Nanotalk for dummies: Does anyone really understand nanotechnology and its opportunities?
By Dick Morley
I keep getting asked about the market and technology for nanotech. Despite the gazillion buzz words, most of us have very little understanding about what nanotech is and the opportunities it presents. I’m reminded of a quotation by Richard Feynman, a Nobel physicist, who said, “I learned very early the difference between knowing the name of something and knowing something.”
What is nanotech, anyway? It is something that’s teeny weeny; it’s small, down to the size of the molecule — the kinds of things you learned about in science class, but have long forgotten. We are now able to manipulate those elements. Mother Nature’s been working with nanotech, but calls it DNA. All the cells in our body have identical software embedded in the nanotechnology of the DNA. We are but a mound of intelligent little DNA animals that somehow make us and all life.
What is nano? I did a three-person survey with my staff and family, and they made some interesting comments. First of all, they know it is here, but they can’t see it or know about it. Certainly not with understanding. One of them said, “Do I know if I’m wearing a wedding ring?” What is meant by this is that we know our wedding band is there but we are unaware of it. All three in my survey were quite suspicious. Will nanotechnology take over the world? This magic technology is viewed as dangerous — will it become beneficial? Nanotechnology works with the molecular bonding between elements and molecules that form the world around us. The bond between molecules and atoms is extremely strong.
A new nano material called graphene has 300 times the strength of steel. It is stronger than wood, polymers, composites, tungsten, titanium and ceramics. The strength of its internal design lends itself to extreme resistance to distortion and failure. The internal system looks like atomic chicken wire and is two-dimensional. It has no depth — it is one molecule thick. They make paper out of it and it stays together — one molecule thick.
The flatness of the graphene is interesting. Since these carbon graphenes are conducting both heat and electricity, one can make extremely good sensors. Deflection of the flat surface formed by graphene will be very sturdy, reliable and quite measurable.
I remember seeing a video of a factory making some material out of nano fibres (nanotubes). As you walk through the process (it was a relatively small facility), you’d look at various stages of the manufacturing process. All you notice in the first couple is that you can see nothing. As you go downstream, it becomes less and less of nothing and becomes a fog. At the end of it, it was weaved together and held together by friction (which reduced the strength quite a bit) and you ended up with what amounts to a felt mat — 30 times stronger than steel, one-third the weight of aluminum and made out of carbon. There’s a lot of talk in using it in little teeny machines. But that has another title called MEMS — micro electro mechanical systems. MEMS may be the subject of a future column, but isn’t necessary for this one.
The fields of interest presently in the technical community are nano robots, self-assembling mechanisms, scanning microscopes, circuits and electronics, DNA manipulation, sensors and medicine. For example, nano machines crawling around in your bloodstream, like Pac Man, could possibly eliminate plaque. Putting millions of sensors over the wing of an aircraft so you can micro-control the turbulence gives you a five to 10 per cent higher speed and better economy. These fields of search are not the market themselves, but, like the catalytic converter in your car, make the markets possible and improve material.
Nanotech is important because it enables new technologies and products to be both improved and designed. The hype is overdone, but the value is real. To some extent, I like to compare nanotech to a nail when you’re building a house. Without the nail, the house can’t go up.
We spin this new technology market into trillions of dollars. Nanotech, like nails, is not a trillion-dollar market, but the markets they enable are. Relays are not an immense business, but food and beverage is. Relays, be they computer simulation or real ones, enable you to make stuff in that monstrous food market. The impact is high, and we expect the hit of nano to be highest in paint, auto finishes, medicine and materials that need strength that is out of reach today. Nanotech is the catalyst of strength.

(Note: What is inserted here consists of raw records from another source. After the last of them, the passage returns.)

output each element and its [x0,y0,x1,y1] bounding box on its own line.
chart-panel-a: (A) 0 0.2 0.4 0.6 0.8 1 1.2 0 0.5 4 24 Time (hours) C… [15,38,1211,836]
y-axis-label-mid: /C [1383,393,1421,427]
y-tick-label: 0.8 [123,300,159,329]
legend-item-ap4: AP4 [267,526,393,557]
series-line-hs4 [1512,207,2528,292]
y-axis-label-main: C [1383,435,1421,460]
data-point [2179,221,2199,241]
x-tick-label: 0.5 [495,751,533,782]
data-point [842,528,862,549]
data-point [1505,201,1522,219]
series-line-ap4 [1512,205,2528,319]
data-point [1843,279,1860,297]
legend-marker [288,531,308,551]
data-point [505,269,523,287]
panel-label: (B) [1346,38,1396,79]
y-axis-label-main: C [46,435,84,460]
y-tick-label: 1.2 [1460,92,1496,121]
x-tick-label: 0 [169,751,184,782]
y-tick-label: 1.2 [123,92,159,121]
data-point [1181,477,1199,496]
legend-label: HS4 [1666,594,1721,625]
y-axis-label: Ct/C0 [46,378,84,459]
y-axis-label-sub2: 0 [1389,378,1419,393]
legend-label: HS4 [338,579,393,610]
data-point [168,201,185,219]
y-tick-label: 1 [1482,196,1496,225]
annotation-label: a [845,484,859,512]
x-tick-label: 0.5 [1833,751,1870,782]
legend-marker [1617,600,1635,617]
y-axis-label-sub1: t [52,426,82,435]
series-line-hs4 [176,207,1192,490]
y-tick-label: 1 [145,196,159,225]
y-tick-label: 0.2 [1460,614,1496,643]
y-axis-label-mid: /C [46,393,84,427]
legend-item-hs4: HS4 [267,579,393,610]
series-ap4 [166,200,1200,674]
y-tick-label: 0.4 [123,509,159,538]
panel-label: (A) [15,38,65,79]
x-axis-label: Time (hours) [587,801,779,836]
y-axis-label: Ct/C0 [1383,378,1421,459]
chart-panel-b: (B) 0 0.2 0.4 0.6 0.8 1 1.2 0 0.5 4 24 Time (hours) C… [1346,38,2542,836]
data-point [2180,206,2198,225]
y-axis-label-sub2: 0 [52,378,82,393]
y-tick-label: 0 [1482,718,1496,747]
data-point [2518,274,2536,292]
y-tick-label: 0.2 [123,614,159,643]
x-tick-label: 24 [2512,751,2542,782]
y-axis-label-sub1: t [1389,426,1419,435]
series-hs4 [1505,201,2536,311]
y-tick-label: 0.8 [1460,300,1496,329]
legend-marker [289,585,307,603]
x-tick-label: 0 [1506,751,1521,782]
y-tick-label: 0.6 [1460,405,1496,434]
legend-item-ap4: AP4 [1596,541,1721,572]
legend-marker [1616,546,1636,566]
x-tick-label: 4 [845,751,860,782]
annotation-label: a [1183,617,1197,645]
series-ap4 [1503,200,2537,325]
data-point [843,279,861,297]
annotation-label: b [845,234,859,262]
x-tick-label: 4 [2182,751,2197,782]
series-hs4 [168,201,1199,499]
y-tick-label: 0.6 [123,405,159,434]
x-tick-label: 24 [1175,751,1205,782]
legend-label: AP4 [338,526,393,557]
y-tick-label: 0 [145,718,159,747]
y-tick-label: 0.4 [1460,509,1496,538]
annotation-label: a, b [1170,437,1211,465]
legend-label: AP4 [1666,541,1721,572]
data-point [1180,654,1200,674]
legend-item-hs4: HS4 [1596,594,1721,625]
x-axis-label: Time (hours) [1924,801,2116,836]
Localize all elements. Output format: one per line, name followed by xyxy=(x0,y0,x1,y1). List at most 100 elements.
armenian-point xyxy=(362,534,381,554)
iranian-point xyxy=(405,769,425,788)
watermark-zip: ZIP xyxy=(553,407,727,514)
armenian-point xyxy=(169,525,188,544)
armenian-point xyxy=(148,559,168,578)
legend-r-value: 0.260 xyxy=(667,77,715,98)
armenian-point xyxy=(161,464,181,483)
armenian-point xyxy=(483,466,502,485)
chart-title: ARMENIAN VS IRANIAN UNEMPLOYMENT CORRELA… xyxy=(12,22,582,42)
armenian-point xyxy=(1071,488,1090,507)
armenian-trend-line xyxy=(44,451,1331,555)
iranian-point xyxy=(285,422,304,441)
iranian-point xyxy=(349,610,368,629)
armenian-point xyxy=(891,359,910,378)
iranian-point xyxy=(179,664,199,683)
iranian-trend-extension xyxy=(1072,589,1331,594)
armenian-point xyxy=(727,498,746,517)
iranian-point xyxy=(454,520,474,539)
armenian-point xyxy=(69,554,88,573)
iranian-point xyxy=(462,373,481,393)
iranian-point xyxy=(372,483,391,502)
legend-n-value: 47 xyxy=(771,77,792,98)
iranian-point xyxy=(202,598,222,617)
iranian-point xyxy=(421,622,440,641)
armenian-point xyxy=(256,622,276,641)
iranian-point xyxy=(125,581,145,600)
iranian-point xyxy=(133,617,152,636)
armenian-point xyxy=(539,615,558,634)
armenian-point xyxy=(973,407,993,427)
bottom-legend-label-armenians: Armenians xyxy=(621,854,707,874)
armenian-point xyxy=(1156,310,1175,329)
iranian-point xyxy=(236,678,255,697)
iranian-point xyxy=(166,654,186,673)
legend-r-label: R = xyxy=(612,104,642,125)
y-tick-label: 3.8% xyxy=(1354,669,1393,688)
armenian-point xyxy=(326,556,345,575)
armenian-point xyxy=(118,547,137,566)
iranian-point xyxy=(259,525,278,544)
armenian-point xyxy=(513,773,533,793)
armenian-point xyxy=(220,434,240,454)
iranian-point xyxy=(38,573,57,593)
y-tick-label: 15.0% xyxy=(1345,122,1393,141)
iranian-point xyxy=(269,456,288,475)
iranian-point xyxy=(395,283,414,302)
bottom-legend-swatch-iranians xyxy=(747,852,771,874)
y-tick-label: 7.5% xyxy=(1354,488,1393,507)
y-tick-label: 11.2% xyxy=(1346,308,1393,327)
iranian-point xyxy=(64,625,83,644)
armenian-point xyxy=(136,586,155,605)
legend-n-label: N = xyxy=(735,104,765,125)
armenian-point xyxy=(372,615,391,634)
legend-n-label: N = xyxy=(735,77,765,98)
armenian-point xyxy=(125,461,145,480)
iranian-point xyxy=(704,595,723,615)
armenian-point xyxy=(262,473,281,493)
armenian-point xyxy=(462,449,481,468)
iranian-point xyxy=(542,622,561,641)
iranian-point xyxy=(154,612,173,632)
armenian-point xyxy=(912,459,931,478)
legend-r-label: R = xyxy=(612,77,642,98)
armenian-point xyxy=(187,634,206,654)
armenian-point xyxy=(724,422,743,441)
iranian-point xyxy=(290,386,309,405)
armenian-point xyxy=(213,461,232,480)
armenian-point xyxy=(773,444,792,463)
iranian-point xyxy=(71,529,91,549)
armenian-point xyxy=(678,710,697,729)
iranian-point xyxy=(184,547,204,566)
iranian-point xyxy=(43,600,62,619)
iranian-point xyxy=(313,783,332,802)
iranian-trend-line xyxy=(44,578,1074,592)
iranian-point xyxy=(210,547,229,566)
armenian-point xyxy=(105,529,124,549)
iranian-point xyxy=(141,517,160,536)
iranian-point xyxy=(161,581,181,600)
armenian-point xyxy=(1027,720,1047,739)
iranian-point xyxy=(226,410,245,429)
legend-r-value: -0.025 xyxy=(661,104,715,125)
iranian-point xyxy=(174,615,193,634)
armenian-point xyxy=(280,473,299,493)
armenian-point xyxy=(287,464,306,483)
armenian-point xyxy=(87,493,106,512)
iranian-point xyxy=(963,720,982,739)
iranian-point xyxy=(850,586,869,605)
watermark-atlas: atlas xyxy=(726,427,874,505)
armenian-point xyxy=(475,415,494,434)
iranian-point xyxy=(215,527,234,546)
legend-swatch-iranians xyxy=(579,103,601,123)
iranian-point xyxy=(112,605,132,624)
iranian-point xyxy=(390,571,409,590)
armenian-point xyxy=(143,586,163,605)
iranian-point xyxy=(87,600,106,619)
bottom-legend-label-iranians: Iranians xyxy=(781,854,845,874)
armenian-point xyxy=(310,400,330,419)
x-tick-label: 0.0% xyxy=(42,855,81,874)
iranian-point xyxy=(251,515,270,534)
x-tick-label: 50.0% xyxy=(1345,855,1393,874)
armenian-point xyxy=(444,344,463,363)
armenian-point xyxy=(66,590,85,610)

This brings up the media. The media puts a lot of spin on stuff because they’re very excited; both in the negative and positive sense. I’m reminded of the movie Batteries Not Included. The alien builder bugs scrambled around doing magic. To some extent, they are very large nanotech devices. So, going way down to the bottom and coming back up is where we should be. We should start at the bottom and go up. The media says this will change our world. This is partially true, but not like computers changed our world. We will get substantial improvements in prosthetics, material science, surface manipulation, sensors and understanding.
And your author cautions: be careful of words being thrown around. Words such as bandwidth, global warming and Y2K lead the way in hype. Nanotech is becoming one of those words.
There’s a big difference between education and understanding. Understanding is the key element in the nano applications of the future.